Growing up, everyone in my family was out for themselves. My mother was emotionally fragile and remote, unavailable to my sibling and me, let alone to my dad. Unless she suddenly lashed out, usually at me, in an angry attempt to control her world . . . . I learned to stay away from her. My dad became angry at my mother's unavailability, and took his anger out on me. I learned to stay away from my dad. My sibling, sensing that in a backwards way, I was the center of attention, began to grab whatever resources he could - more food, more toys, a more expensive bike. My sibling also began to take his anger out on me. I learned to stay away from my sibling. Then my dad lashed out at my mother for "favoring" my sibling.
"Stay in community"? - I had never experienced such a thing!
In fact, very soon as a child, I figured out that I couldn't trust any human being to be connected to me, in a safe and loving way.

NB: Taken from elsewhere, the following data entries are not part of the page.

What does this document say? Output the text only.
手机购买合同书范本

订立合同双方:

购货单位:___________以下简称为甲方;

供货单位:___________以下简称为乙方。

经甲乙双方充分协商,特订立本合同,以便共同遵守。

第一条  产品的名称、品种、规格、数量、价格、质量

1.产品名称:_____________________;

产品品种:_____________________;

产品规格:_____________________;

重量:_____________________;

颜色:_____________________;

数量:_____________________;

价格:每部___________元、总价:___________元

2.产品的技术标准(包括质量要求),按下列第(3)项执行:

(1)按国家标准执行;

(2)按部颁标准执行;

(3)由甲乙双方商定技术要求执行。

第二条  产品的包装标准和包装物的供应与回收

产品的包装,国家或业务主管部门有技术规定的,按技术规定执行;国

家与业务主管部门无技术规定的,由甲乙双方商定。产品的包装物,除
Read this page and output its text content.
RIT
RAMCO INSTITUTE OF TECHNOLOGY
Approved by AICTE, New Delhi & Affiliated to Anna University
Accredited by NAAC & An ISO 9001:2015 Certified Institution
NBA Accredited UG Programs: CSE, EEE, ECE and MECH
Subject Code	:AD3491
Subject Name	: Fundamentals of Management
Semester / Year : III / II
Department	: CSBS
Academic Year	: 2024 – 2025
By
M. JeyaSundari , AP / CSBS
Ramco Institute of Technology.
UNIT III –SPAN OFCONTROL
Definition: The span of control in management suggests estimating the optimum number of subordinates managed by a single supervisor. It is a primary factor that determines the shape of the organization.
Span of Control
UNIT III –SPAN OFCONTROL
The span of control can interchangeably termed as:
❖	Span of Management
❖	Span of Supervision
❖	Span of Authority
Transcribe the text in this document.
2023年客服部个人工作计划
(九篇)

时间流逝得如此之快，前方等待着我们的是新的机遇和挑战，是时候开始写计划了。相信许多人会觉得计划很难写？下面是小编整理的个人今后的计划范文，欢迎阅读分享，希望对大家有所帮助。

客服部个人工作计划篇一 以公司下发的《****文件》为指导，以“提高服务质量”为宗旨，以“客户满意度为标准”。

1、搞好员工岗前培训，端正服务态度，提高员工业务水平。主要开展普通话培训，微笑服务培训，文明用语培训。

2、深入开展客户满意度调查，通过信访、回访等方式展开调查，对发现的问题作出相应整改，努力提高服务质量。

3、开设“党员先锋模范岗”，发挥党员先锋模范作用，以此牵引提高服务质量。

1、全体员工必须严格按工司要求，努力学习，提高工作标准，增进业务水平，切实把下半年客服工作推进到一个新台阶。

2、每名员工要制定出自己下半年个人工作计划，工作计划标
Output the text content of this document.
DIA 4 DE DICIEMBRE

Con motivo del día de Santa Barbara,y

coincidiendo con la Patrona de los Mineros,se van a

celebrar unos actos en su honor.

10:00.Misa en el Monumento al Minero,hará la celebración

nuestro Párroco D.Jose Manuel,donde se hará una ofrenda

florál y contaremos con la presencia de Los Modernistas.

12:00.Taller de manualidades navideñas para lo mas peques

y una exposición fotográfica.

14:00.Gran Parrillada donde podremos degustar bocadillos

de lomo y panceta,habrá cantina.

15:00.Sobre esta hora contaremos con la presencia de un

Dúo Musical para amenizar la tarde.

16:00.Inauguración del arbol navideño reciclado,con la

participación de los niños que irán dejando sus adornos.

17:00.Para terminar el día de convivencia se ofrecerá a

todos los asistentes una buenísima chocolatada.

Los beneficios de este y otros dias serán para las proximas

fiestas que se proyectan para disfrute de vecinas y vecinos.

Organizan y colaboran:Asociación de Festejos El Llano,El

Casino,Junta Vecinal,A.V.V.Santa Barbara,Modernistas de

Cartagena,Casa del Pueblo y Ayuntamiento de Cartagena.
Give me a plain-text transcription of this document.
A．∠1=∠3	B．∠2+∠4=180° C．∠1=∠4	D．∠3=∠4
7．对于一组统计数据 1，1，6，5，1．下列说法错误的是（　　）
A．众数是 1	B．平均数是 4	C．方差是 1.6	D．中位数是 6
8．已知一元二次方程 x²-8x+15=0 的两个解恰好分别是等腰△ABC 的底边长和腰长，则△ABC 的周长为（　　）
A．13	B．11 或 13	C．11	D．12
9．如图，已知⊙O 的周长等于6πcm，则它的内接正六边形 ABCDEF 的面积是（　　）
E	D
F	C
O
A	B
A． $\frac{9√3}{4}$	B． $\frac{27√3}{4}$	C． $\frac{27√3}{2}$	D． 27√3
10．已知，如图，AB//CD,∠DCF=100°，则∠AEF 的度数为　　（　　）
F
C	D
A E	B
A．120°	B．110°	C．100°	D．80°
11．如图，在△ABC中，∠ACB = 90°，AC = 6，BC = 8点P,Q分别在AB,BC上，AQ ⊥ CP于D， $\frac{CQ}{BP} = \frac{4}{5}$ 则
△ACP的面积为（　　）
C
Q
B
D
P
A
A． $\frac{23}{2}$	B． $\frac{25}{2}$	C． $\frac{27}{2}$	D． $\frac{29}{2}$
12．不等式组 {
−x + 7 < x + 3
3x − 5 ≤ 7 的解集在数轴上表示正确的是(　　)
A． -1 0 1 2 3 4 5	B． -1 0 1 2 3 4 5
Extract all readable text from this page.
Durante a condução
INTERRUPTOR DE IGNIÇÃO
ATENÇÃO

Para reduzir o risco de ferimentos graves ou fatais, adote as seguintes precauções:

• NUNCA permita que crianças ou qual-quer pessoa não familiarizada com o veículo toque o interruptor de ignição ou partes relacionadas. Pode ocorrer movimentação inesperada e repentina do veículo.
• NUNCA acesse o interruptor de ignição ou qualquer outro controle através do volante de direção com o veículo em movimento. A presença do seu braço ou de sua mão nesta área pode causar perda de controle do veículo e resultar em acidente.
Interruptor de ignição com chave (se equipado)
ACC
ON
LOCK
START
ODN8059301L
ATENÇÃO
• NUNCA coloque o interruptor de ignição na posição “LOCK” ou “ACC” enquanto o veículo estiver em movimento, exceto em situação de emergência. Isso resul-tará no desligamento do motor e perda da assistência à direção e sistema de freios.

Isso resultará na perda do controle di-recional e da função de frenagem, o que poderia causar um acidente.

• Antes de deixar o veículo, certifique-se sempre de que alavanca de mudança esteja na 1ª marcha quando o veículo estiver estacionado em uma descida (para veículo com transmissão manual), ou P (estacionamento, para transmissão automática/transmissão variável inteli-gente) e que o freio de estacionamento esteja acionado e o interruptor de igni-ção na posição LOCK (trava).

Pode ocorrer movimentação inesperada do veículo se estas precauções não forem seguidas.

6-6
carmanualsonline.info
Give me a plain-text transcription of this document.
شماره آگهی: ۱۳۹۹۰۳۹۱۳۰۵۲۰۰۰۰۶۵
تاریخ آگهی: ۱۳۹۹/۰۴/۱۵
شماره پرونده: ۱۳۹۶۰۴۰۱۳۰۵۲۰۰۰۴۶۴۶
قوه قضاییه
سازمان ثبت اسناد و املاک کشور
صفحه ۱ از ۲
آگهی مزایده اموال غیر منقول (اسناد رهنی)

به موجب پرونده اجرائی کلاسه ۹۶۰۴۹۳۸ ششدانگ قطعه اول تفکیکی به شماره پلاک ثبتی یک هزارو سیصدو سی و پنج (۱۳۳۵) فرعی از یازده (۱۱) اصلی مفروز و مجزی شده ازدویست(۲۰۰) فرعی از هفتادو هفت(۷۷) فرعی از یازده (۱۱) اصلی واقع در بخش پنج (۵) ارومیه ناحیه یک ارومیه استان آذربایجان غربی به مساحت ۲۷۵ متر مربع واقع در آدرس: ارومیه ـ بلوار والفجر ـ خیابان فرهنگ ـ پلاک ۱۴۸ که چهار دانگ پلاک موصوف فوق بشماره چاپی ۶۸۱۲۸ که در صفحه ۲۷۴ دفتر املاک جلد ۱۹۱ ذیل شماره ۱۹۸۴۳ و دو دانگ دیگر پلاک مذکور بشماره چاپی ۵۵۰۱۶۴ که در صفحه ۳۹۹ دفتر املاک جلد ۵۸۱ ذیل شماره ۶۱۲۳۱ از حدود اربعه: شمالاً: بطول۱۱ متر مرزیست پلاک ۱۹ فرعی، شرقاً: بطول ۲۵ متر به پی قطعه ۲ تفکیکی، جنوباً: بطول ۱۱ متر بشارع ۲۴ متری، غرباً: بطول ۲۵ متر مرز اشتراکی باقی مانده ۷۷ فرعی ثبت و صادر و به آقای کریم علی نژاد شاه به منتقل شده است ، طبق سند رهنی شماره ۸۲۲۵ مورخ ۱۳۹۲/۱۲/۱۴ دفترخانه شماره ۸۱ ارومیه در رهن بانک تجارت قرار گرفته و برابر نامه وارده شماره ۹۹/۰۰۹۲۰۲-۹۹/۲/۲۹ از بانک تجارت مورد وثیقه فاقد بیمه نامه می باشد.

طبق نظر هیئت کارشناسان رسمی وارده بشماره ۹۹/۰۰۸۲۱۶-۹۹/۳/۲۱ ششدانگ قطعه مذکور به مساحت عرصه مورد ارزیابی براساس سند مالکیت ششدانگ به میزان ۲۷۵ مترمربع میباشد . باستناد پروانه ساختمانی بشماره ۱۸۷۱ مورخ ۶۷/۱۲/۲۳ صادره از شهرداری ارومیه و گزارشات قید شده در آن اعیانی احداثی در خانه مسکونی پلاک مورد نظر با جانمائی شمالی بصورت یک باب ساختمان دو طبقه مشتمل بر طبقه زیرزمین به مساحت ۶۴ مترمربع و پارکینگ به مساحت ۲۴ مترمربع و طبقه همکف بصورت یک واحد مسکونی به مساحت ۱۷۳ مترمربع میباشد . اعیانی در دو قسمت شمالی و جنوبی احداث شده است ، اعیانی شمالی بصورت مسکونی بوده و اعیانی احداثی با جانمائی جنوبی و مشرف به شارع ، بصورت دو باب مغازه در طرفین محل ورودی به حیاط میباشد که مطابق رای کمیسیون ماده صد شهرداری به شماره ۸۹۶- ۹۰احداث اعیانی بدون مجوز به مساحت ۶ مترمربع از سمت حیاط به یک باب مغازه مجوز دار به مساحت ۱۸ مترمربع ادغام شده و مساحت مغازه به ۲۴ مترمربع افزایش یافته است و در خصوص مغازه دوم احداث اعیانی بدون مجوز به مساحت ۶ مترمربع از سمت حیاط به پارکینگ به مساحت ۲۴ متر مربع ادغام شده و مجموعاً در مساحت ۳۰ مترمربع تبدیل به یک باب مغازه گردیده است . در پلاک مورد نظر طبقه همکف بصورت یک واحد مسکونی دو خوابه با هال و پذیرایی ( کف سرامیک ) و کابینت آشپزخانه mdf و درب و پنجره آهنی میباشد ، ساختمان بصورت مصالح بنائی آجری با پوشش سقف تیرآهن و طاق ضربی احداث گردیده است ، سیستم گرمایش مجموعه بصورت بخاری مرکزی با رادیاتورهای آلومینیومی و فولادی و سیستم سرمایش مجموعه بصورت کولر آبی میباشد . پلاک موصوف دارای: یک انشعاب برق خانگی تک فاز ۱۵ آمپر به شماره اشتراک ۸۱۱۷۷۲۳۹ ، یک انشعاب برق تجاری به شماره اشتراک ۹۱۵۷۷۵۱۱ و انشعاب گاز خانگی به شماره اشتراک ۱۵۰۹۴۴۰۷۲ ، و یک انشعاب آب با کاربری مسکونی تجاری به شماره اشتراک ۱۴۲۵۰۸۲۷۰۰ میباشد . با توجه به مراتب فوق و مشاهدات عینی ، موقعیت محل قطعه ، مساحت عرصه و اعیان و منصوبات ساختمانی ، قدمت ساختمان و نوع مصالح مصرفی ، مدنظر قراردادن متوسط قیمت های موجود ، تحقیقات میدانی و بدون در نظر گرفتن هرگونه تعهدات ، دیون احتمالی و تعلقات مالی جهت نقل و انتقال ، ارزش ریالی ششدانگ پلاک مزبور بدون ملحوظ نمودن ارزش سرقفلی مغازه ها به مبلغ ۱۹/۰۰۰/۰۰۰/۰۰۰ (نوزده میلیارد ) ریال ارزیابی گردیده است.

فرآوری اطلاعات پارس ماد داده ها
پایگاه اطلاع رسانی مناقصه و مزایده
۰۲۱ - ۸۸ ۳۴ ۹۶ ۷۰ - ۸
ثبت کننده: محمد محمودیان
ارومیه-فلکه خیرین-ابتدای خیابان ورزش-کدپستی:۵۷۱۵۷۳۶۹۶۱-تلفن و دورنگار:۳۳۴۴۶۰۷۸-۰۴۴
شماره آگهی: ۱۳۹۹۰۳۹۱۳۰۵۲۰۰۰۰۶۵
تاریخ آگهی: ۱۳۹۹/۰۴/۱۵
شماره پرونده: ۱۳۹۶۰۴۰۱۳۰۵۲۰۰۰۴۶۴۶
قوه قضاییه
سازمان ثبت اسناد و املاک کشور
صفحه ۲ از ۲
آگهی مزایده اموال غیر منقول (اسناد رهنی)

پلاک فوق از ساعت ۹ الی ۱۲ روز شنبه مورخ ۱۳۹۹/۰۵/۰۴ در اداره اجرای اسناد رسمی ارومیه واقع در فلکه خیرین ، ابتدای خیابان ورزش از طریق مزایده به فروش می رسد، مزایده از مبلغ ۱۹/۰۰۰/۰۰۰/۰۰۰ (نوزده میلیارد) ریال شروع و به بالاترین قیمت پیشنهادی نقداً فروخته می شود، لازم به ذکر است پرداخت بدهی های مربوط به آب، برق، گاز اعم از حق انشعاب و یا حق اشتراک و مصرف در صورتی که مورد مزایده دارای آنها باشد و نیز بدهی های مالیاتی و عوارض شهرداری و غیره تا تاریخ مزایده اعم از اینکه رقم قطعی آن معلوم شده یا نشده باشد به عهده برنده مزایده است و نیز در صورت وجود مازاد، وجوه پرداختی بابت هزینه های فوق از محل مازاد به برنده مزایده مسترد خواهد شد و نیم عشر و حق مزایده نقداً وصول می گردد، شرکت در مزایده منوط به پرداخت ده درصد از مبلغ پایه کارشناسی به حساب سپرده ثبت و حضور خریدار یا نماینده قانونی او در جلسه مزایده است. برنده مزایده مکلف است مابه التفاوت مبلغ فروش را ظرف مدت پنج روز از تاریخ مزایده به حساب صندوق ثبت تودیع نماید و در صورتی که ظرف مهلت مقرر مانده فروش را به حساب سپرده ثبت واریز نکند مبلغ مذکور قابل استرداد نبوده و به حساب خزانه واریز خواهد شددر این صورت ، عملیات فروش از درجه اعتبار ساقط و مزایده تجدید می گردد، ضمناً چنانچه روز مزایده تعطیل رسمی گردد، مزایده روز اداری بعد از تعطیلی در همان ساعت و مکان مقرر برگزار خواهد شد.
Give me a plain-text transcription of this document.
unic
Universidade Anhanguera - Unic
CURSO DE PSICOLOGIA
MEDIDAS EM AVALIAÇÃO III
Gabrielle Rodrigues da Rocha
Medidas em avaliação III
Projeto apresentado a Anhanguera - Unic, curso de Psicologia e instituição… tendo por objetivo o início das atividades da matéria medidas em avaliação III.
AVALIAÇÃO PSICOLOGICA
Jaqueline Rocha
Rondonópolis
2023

I have heard unsolicited advice from near strangers over the years, admonishing me, "You cannot expect God to rescue you. You need to rescue yourself!"
That advice to glorify my independence is a quintessentially American notion. We believe in, and live by, the ideal of the Pioneer setting out with only a compass and some meager supplies, to make it in the world alone.
But, the truth is, when I hit rock bottom in crisis that time several years ago, I could not have rescued myself alone. I still say, today, Do NOT ask me to rescue myself!
I remember, after I officially joined my church, that I began a two year program of Biblical School. The nun who taught us was erudite in knowledge of the Bible, but also, truly wise. She used to say to us, IF you look back at all your hard times, you may say that God was missing; BUT, He was there, I know He was there!"
I look back over those traumatic childhood years, and I remember the neighbors who fed me. That was God, right there. I remember the mothers who gave me rides to school in the rain. That was God.
I remember the librarian in my grade school library who told me what a beautiful smile I had- on a day when I was believing what my family told me, about how ugly I was. That was God, right there, seeing me as I truly was.
I remember my girlfriend in high school, who let me keep an escape kit in her bedroom closet, "just in case." That was the Love of God, promising to keep me safe.
Some today want to claim that we are all the same. Maybe then, we hope that if we erase our differences, refuse to talk about them or acknowledge them, then we will be safe and we will have Peace. But, we are not all the same. We are just willfully blind.
Some today want to claim that if we highlight our differences, then each group will finally get recognition and get "what is theirs." But identity politics to the extreme has become War : Black vs. white; women vs. men; one religion pitted against another. That is not Peace, that is everyone for himself.
Christianity is just as distrusted as always. But, that is a shame. Because, Jesus taught that we BELONG to each other. We are all part of the same vine. IF we stay in His Commandment, to Love one another, we stay together. If we pull, each in our own direction, the vine falls apart.
Martin Luther King said, "We must all learn to live together as brothers or we will all perish together as fools. We are tied together in the single garment of destiny, caught in an inescapable network of mutuality. For some strange reason, I can never be what I ought to be, until you are what you ought to be. This is the way God's Universe is made."
What King said, here, descends directly from John 15! We revere what King said, but so many today seem threatened by what Jesus said. Yet, the message is the same, "Love one another, as I have loved you. Love your neighbor as yourself."